Whilst nuclear energy itself may be considered more eco-friendly than exhaustible energy sources, renowned Japan correspondent Lucy Birmingham points to the country’s history of natural disasters as a potential danger. In November 2012, following the destruction of Hurricane Sandy, she poignantly remarked that “nuclear power and superstorms don’t mix”. She suggests that both floods and droughts can severely damage nuclear reactors, causing them to release potentially fatal radioactive materials.

It is this reality that prompts the Japanese population to protest. Since Fukushima, the citizens of Japan have become increasingly concerned about the dangers of nuclear energy. If the government’s primary responsibility is the security of its citizens, is Shinzo Abe’s attempt to bolster the economy and Japan’s carbon footprint one risk too far for the environment and the welfare of the people residing in potential risk areas?

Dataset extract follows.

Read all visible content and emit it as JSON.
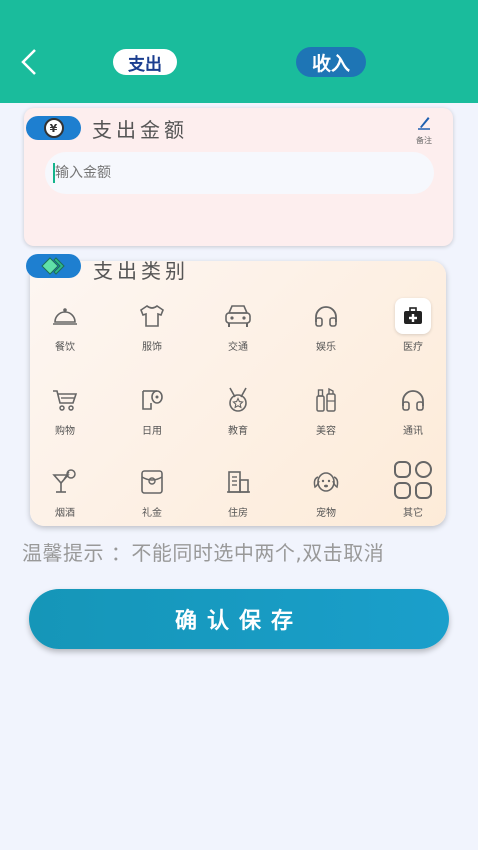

The repercussions of nuclear energy: self-sufficiency or Nationalism?

The tension between the economic and the environmental motives for nuclear energy in Japan provokes concerns about the political motives for such a risky investment. The wider repercussions of reinstating nuclear energy suggest a political move towards either self-sufficiency or Nationalism. Many journalists have already commented upon this tension; Hannah Beech says that “the country’s mood is the most nationalistic in decades”.

Is nuclear energy just a stepping stone in establishing Mr Abe’s three main objectives for the new government? The Economist cites Mr Abe’s top priorities for Japan’s cabinet in the coming months: revision of the American-imposed constitution of 1946, the undervaluation of patriotism in the education system, and the security treaty with the United States, before going on to suggest that “this is a cabinet of radical nationalists”.

But there is a fine line between self-sufficiency and Nationalism. Having relied upon America for peace politics since the 1940s, endured an economic collapse as a result of a dramatic increase in import, and suffered at the hands of multiple natural disasters, consequently draining national resources, Japan’s proposed steps towards self-sufficiency might make for a stronger nation.

Hannah Beech suggests that “national debt still stands at twice the size of the economy, exports have dropped dramatically, and Japan teeters on the edge of another recession. More than a third of Japanese cannot find full-time jobs”. Perhaps rather than radical Nationalism, the reinstatement of nuclear energy simply marks a stepping stone on Japan’s road to recovery.